2.1 Transport

The wsignin1.0 (section 2.2.3), wsignout1.0 (section 2.2.5), and wsignoutcleanup1.0 (section 2.2.6) requests MUST be transmitted using the GET method; they MUST NOT be transmitted using the POST method. This protocol also restricts wsignin1.0 (section 2.2.4) responses; such responses SHOULD<3> be transmitted to relying parties using the POST method.

The requestor IP/STS and relying party SHOULD<4> use the HTTPS URL scheme to identify each IP/STS  and WS resource for processing wsignin1.0 requests, wsignin1.0 responses, wsignout1.0 requests, and wsignoutcleanup1.0 requests. If the HTTPS URL scheme is not used, each IP/STS and WS resource is assumed to have other protection mechanisms or decided that protection is not necessary.

This protocol uses the redirection facilities of HTTP 1.1, as specified in [WSFederation1.2] section 13, to automate message exchange using the web browser requestor.
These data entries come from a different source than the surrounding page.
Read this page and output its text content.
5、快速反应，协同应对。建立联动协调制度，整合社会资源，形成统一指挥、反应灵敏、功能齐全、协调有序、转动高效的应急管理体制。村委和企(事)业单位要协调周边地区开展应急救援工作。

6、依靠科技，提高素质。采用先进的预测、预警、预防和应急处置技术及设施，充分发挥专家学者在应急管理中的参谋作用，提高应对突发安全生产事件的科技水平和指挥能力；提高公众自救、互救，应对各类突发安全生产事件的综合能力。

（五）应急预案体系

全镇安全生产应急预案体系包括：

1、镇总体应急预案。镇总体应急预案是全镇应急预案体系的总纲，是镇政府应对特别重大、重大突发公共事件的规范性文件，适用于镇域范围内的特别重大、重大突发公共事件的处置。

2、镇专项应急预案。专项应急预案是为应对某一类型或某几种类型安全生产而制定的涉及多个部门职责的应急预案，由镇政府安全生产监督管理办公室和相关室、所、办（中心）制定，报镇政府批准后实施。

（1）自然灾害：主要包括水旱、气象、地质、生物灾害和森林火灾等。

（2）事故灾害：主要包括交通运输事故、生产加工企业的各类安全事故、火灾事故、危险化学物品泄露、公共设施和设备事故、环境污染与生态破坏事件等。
Compliant web browser requestors MUST support HTTP 1.1 status code 302 redirection.

For wsignin1.0 requests, as depicted in the diagram in [WSFederation1.2] section 13.1.1, the web browser requestor MUST authenticate each IP/STS and the WS resource, using SSL/TLS transport security (for more information, see [RFC2246] and [RFC3546]) and X.509 certificates (as specified in [X509]). Before a security token is issued in response to a wsignin1.0 request message, the user MUST be authenticated to the IP/STS. The method by which the IP/STS verifies the user's identity is not addressed in this protocol. It is assumed here that the user's identity is verified in some way by the IP/STS. Requests for wsignout1.0 and wsignoutcleanup1.0, as depicted in the diagram of [WSFederation1.2] section 13.1.2, are not required<5> to be authenticated.